Compte tenu de cette clé de répartition, la recourante devra verser à l’intimée la somme de 500 fr. à titre de dépens réduits de deuxième instance (art. 8 et 20 al. 2 TDC [Tarif des dépens en matière civile du 23 novembre 2010 ; BLV 270.11.6]).
Par ces motifs, la Chambre des recours civile du Tribunal cantonal, prononce :
I. Le recours est partiellement admis dans la mesure où il est recevable.
II. La décision est réformée en ce sens qu’il n’est pas alloué de dépens de première instance à O.________ SA ; elle est confirmée pour le surplus.
III. Les frais judiciaires de deuxième instance, arrêtés à 1'500 fr. (mille cinq cents francs), sont mis à la charge de la recourante X.________ SA par 1'200 fr. (mille deux cents francs) et à la charge de l’intimée O.________ SA par 300 fr. (trois cents francs).
IV. L’intimée O.________ SA doit verser à la recourante X.________ SA la somme de 300 fr. (trois cents francs) à titre de restitution partielle d’avance de frais de deuxième instance.
V. La recourante X.________ SA doit verser à l’intimée O.________ SA la somme de 500 fr. (cinq cents francs) à titre de dépens réduits de deuxième instance.

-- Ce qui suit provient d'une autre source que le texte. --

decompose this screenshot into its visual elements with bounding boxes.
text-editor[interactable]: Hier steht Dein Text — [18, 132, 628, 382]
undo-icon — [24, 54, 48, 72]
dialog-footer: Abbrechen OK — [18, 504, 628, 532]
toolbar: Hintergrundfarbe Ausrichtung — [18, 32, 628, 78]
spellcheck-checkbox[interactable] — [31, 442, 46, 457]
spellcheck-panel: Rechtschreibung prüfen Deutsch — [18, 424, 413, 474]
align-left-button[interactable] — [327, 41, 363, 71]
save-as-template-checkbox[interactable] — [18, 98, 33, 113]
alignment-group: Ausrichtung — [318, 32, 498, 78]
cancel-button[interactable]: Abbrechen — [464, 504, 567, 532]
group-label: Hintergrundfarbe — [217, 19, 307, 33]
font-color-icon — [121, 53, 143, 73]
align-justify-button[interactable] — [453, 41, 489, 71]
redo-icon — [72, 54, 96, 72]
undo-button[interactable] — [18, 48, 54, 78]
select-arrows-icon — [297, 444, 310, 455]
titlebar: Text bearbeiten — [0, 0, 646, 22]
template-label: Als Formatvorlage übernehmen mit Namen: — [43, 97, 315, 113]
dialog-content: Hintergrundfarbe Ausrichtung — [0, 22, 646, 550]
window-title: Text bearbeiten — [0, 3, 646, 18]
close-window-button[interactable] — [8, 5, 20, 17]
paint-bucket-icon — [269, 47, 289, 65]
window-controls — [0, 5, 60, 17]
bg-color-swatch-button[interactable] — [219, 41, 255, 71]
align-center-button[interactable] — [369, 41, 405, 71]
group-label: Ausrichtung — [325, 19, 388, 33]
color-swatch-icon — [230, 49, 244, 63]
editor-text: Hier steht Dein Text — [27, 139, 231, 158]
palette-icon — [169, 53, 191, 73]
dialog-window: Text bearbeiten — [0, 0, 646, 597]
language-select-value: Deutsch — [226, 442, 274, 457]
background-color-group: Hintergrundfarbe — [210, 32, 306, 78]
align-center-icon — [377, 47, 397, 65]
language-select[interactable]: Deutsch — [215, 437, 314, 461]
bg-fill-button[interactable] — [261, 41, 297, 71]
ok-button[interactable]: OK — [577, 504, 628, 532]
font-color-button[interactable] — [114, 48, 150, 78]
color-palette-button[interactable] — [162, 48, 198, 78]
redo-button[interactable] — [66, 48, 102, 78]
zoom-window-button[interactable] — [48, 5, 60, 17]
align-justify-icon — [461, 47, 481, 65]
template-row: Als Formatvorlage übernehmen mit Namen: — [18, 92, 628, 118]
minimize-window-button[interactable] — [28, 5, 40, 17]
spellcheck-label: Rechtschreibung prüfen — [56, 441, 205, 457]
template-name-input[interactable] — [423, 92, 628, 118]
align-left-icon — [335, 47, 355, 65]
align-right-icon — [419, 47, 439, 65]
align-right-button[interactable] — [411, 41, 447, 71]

VI. L’arrêt est exécutoire.
La présidente : Le greffier :
Du
L'arrêt qui précède, dont la rédaction a été approuvée à huis clos, est notifié à :
‑ Me Ismael Fetahi (pour X.________ SA), ‑ Me Jean-Marc Courvoisier (pour O.________ SA).
La Chambre des recours civile considère que la valeur litigieuse est supérieure à 30'000 francs.
Le présent arrêt peut faire l'objet d'un recours en matière civile devant le Tribunal fédéral au sens des art. 72 ss LTF (loi du 17 juin 2005 sur le Tribunal fédéral ; RS 173.110), cas échéant d'un recours constitutionnel subsidiaire au sens des art. 113 ss LTF. Dans les affaires pécuniaires, le recours en matière civile n'est recevable que si la valeur litigieuse s'élève au moins à 15'000 fr. en matière de droit du travail et de droit du bail à loyer, à 30'000 fr. dans les autres cas, à moins que la contestation ne soulève une question juridique de principe (art. 74 LTF). Ces recours doivent être déposés devant le Tribunal fédéral dans les trente jours qui suivent la présente notification (art. 100 al. 1 LTF).
Cet arrêt est communiqué, par l'envoi de photocopies, à :
‑ M. le Juge délégué de la Chambre patrimoniale cantonale.